— Oui ; elle compte aussi faire une visite à l’oncle Robert.

— Parce qu’elle le croit très malade. Ces sortes de personnes n’ont pas de plus grand plaisir que d’amener un prêtre à un malade ; moi, je n’oserais pas, je suis trop sensible ; mais si Mme Gascoyne y parvient, je serai très heureuse.

Mme Hurstmonceaux se montrait infiniment gracieuse pour Sylvaine, car la perspective qu’elle croyait maintenant assurée de connaître, grâce à elle, Mme Gascoyne lui causait une vive satisfaction. Aussi les ordres préventifs les plus formels avaient-ils été donnés d’introduire avec honneur dans le grand salon toutes les visites qui pourraient venir pour miss Charmoy. Mme Hurstmonceaux jugeait que sa maison ne pouvait faire qu’une impression extrêmement favorable, et elle se flatta d’y réunir bientôt toute la famille du colonel. Ces agréables idées l’empêchèrent de prêter la moindre attention à l’air un peu embarrassé de Sylvaine quand le lendemain elle s’excusa de ne pouvoir monter à cheval avec lady Longarey.
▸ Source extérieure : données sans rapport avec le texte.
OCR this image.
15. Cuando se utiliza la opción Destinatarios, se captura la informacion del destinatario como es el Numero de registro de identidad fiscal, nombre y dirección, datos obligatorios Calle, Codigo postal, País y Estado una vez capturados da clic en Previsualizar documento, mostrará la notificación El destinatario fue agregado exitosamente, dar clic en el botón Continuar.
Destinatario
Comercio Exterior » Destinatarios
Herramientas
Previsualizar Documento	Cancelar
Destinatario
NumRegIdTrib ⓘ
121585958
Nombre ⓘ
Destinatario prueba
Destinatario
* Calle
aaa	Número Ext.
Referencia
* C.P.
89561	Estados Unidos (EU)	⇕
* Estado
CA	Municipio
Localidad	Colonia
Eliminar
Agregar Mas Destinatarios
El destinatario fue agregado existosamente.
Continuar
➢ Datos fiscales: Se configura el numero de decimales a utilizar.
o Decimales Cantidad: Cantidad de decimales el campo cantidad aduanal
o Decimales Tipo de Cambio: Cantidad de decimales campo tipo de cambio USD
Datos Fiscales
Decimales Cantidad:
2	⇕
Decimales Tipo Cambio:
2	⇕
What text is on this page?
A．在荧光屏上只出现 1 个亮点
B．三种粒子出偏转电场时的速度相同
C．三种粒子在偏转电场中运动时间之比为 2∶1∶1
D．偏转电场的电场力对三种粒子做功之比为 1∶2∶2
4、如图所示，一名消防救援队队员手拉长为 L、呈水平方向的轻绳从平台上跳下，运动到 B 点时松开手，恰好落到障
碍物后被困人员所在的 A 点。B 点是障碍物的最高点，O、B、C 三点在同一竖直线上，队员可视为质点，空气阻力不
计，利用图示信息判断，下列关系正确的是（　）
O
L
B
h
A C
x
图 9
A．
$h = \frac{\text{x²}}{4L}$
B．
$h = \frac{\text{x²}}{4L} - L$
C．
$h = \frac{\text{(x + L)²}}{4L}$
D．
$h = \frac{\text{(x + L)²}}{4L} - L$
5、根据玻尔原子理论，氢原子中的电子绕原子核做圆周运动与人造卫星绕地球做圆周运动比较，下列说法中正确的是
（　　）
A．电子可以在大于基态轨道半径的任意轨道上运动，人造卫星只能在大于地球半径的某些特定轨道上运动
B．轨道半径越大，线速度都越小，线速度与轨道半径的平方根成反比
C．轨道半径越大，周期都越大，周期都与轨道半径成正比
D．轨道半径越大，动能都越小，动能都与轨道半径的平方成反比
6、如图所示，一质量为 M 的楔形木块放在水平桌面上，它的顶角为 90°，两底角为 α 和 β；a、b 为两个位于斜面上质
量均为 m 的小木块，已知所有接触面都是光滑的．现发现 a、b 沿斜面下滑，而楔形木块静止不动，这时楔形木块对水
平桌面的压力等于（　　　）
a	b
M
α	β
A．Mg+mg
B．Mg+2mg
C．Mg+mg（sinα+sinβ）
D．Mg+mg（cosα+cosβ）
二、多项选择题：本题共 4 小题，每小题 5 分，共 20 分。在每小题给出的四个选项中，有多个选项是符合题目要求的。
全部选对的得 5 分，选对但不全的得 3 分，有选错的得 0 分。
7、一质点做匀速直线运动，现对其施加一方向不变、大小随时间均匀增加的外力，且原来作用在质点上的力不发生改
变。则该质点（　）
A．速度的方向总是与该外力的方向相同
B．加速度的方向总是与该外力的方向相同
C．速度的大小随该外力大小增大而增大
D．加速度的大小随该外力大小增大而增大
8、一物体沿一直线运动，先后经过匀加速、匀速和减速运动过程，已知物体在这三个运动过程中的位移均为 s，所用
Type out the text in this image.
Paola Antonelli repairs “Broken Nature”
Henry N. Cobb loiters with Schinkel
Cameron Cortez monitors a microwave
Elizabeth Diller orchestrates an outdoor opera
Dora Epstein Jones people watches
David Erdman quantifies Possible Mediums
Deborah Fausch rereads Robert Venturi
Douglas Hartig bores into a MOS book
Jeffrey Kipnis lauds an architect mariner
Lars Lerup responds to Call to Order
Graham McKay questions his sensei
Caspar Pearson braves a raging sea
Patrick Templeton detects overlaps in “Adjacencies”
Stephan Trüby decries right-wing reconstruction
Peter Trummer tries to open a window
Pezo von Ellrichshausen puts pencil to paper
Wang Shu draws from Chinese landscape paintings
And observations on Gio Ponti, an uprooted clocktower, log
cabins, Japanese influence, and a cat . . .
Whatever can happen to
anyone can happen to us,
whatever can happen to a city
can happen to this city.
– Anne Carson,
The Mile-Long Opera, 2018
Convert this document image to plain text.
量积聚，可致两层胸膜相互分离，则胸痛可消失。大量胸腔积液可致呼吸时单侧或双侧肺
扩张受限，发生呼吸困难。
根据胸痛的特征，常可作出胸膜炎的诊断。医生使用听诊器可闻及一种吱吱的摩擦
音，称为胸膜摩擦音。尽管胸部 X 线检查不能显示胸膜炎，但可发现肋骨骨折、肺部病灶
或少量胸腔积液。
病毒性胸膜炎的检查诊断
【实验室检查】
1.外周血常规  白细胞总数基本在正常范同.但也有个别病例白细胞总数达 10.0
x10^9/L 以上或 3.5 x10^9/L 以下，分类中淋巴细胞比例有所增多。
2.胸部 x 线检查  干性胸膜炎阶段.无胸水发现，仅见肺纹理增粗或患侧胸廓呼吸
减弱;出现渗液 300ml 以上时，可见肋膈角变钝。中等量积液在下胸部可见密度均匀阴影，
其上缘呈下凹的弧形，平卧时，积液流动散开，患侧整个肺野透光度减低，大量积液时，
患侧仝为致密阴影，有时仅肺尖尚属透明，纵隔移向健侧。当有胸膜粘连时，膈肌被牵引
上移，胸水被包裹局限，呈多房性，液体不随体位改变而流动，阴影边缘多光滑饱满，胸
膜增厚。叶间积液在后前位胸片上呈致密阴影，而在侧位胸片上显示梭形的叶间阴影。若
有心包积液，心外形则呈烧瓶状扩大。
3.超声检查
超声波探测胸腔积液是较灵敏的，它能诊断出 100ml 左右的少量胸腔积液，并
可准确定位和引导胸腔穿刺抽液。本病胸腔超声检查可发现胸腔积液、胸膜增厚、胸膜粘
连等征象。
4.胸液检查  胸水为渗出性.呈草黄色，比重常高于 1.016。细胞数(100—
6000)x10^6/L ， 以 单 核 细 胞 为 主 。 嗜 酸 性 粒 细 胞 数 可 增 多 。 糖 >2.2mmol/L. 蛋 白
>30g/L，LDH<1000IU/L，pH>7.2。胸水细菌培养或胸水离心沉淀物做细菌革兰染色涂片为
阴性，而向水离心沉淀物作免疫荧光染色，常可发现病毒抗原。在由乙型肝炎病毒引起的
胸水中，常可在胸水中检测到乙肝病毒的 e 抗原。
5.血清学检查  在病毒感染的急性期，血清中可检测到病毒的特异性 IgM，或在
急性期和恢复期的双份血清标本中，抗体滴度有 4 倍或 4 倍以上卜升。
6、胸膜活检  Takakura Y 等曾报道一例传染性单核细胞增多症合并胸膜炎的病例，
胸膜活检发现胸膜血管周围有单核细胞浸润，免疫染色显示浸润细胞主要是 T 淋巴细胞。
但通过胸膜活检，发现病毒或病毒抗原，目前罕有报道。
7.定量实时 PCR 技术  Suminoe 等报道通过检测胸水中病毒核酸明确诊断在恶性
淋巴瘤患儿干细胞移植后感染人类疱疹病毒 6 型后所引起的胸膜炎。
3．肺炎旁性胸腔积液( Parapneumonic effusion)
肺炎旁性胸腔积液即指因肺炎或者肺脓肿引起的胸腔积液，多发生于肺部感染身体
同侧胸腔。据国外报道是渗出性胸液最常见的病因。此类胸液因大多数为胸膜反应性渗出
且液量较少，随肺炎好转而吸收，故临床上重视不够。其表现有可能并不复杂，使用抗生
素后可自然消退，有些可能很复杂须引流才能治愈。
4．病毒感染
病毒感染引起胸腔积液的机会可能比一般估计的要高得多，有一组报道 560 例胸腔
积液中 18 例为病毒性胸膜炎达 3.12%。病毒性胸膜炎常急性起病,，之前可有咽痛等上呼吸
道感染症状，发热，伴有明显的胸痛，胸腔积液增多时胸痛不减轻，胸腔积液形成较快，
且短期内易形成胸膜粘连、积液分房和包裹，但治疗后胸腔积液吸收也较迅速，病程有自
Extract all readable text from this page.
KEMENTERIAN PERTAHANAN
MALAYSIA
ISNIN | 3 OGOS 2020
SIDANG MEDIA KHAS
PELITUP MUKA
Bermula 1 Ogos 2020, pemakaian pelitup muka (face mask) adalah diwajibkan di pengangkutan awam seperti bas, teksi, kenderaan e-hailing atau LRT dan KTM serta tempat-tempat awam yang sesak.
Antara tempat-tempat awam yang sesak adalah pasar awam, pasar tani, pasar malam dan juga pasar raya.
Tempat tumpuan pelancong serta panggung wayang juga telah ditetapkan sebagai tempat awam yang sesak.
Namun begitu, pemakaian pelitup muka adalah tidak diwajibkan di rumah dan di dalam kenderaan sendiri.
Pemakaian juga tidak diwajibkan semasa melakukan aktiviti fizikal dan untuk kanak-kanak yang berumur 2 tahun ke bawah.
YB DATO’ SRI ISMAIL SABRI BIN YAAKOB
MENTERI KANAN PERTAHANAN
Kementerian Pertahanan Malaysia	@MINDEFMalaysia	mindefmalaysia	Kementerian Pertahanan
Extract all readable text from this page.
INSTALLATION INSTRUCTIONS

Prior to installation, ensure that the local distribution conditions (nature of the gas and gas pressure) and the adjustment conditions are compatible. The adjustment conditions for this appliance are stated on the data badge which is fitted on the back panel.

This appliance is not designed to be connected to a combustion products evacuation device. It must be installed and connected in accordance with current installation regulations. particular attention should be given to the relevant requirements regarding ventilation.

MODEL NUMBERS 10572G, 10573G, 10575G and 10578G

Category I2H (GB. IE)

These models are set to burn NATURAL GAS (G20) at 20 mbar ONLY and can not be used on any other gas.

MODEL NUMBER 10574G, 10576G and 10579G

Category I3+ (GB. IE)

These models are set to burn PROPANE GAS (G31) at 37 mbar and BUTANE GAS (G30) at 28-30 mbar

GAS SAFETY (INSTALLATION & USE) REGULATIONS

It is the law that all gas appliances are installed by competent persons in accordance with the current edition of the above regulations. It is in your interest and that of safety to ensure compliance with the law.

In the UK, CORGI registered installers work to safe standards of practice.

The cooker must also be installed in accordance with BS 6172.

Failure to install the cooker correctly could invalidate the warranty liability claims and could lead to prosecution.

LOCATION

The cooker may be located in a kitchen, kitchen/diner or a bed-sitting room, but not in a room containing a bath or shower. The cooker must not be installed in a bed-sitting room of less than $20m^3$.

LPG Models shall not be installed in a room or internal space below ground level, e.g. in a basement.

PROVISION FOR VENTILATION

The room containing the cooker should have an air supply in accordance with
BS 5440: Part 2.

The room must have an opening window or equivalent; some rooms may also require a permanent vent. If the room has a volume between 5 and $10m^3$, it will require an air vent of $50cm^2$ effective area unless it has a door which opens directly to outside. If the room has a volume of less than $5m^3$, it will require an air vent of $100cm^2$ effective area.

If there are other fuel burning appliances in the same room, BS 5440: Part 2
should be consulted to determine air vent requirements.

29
Mme Hurstmonceaux l’engagea avec bonté à se reposer, et n’associa en rien cette défection avec la visite faite à Mme Gascoyne.

Celle-ci, ainsi qu’elle l’avait annoncé, ne se fit pas attendre. Percy Rakewood l’avait précédée et était venu dire à Sylvaine qu’elle avait entièrement fait la conquête de sa parente ; il l’en félicita.

— Car elle est difficile, et elle en a le droit. Soyez donc tout à fait à votre aise avec elle ; j’ai voulu vous aider à la recevoir, je sais qu’elle viendra tout à l’heure.

— Comme vous êtes bon pour moi !

— Je le voudrais assurément.

Mme Gascoyne parut à son tour et franchit le seuil redoutable de la maison de Mme Hurstmonceaux sans extérieurement manifester d’agitation. Elle examina tout avec curiosité, surtout les tableaux dont la plupart lui parurent d’un choix malheureux à cause des sujets ; mais elle se tut, et, après avoir causé amicalement avec Sylvaine, demanda à être menée au colonel. Il avait été prévenu, et s’était levé pour la recevoir.

Leur entretien fut parfaitement calme ; ils ne témoignèrent aucune émotion, quoique tous deux en ressentissent. Elle, apitoyée par l’énorme changement qui s’était fait en Hurstmonceaux et par l’effort visible qu’il s’imposait pour réunir ses idées ; lui, remué de revoir sa cousine, à qui, dans sa faiblesse physique et morale, il songeait comme à une protection. Elle en eut l’intuition et lui dit :

— Je viendrai vous entretenir de projets que j’ai pour vous et pour Sylvaine.